After winning a partial court victory in their case against former financial backers Dentsu, organizers for the planned Woodstock 50 festival have announced they have found a new financial parter in New York’s Oppenheimer & Co., Rolling Stone reports.
Michael Lang, who helped found and organize the original Woodstock in 1969, had been working with his team to lock down new funding for the 50th anniversary celebration, set for this August in Watkins Glen, NY, and though Oppenheimer has not disclosed the amount invested, the partnership theoretically keeps the festival prospects alive, though it is certainly not a sure thing yet, as multiple permits from the state of New York are needed for Woodstock 50 to go on as planned—or to even sell tickets to the event.

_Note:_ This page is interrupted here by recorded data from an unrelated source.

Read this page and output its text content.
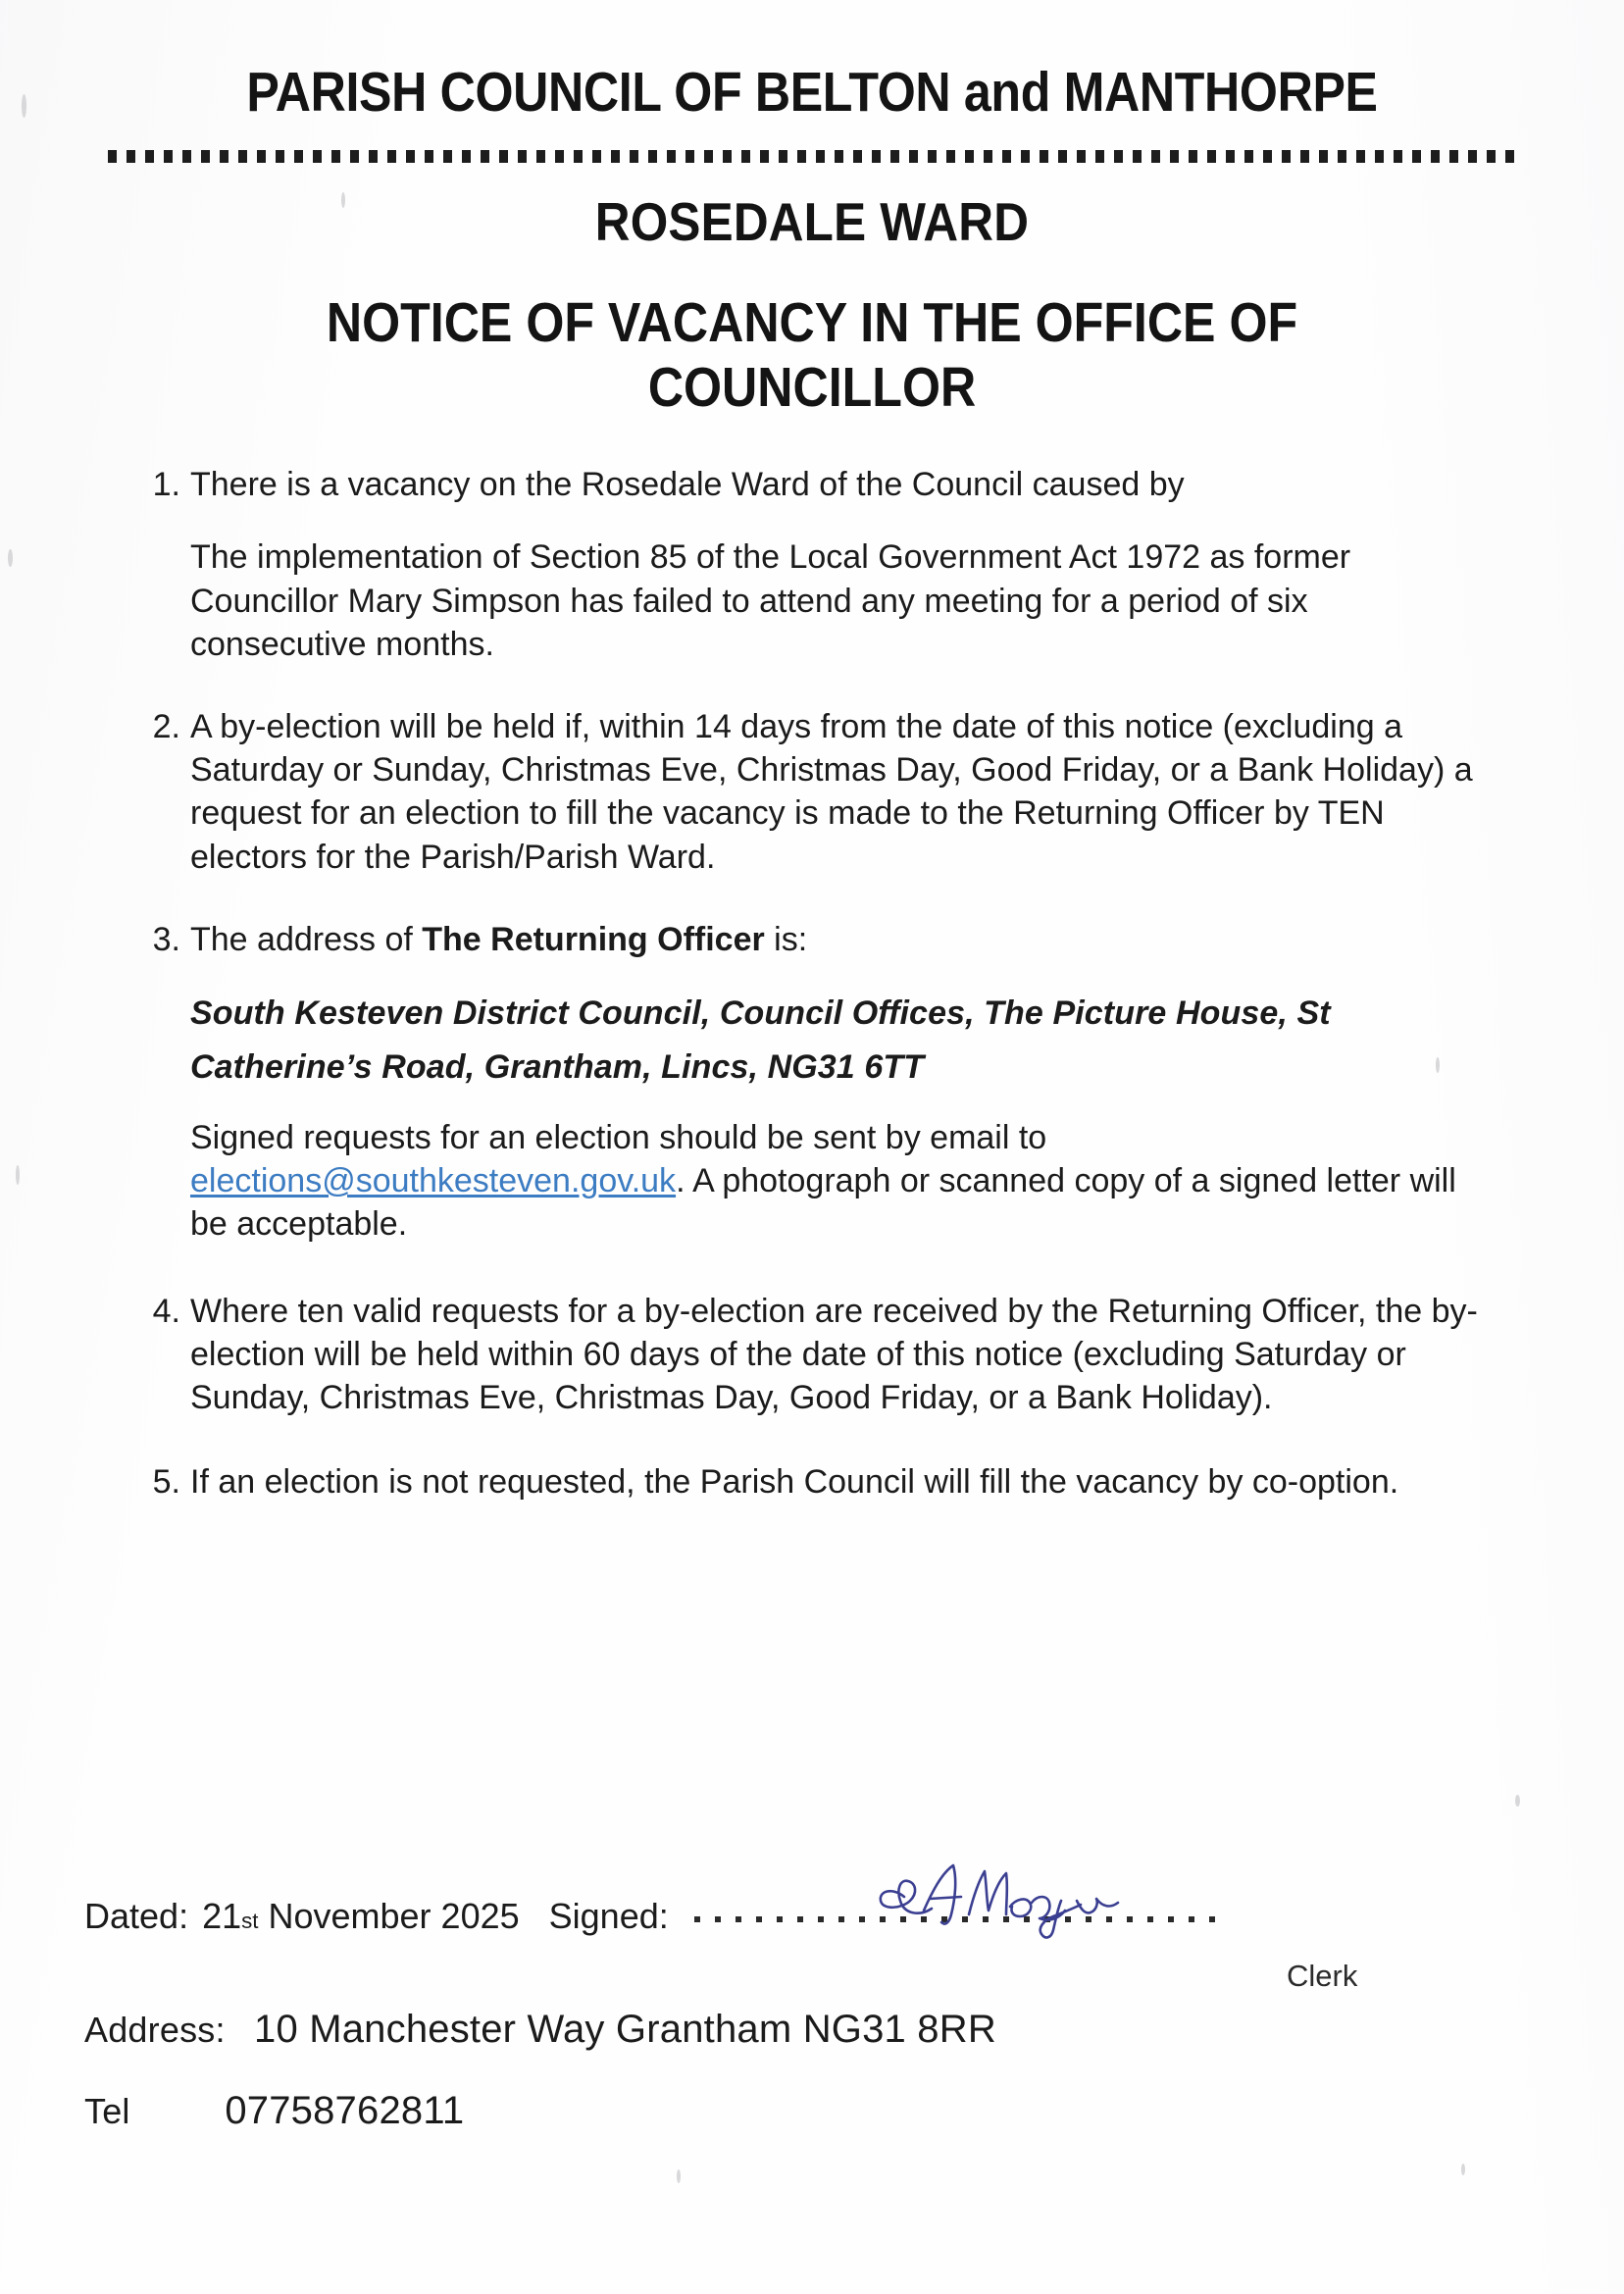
PARISH COUNCIL OF BELTON and MANTHORPE
ROSEDALE WARD
NOTICE OF VACANCY IN THE OFFICE OF COUNCILLOR
1. There is a vacancy on the Rosedale Ward of the Council caused by

The implementation of Section 85 of the Local Government Act 1972 as former Councillor Mary Simpson has failed to attend any meeting for a period of six consecutive months.

2. A by-election will be held if, within 14 days from the date of this notice (excluding a Saturday or Sunday, Christmas Eve, Christmas Day, Good Friday, or a Bank Holiday) a request for an election to fill the vacancy is made to the Returning Officer by TEN electors for the Parish/Parish Ward.

3. The address of The Returning Officer is:

South Kesteven District Council, Council Offices, The Picture House, St Catherine’s Road, Grantham, Lincs, NG31 6TT

Signed requests for an election should be sent by email to elections@southkesteven.gov.uk. A photograph or scanned copy of a signed letter will be acceptable.

4. Where ten valid requests for a by-election are received by the Returning Officer, the by-election will be held within 60 days of the date of this notice (excluding Saturday or Sunday, Christmas Eve, Christmas Day, Good Friday, or a Bank Holiday).

5. If an election is not requested, the Parish Council will fill the vacancy by co-option.

Dated: 21 st November 2025 Signed:
Clerk
Address: 10 Manchester Way Grantham NG31 8RR
Tel 07758762811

“We look forward to putting on an incredible festival,” Lang said following the Oppenheimer announcement. “Words cannot express how appreciative Woodstock 50, the artists, the fans and the community are to Oppenheimer for joining with us to make W50 a reality.”
The news comes after Lang and company claimed victory after a New York Supreme Court Judge ruled that Dentsu did not have the right to cancel Woodstock 50, though the judge also said that the festival’s organizers did not have the right to the nearly $18 million that they claimed was illegally taken from their bank account by Dentsu.
As of now, Woodstock 50 is still scheduled for Aug. 16–18 in Watkins Glen, NY, with an eclectic lineup of artists like Dead & Company, Santana, Jay-Z, Robert Plant, The Killers, Chance the Rapper, Brandi Carlile, Miley Cyrus, Gary Clark Jr., Sturgill Simpson, The Raconteurs and many more.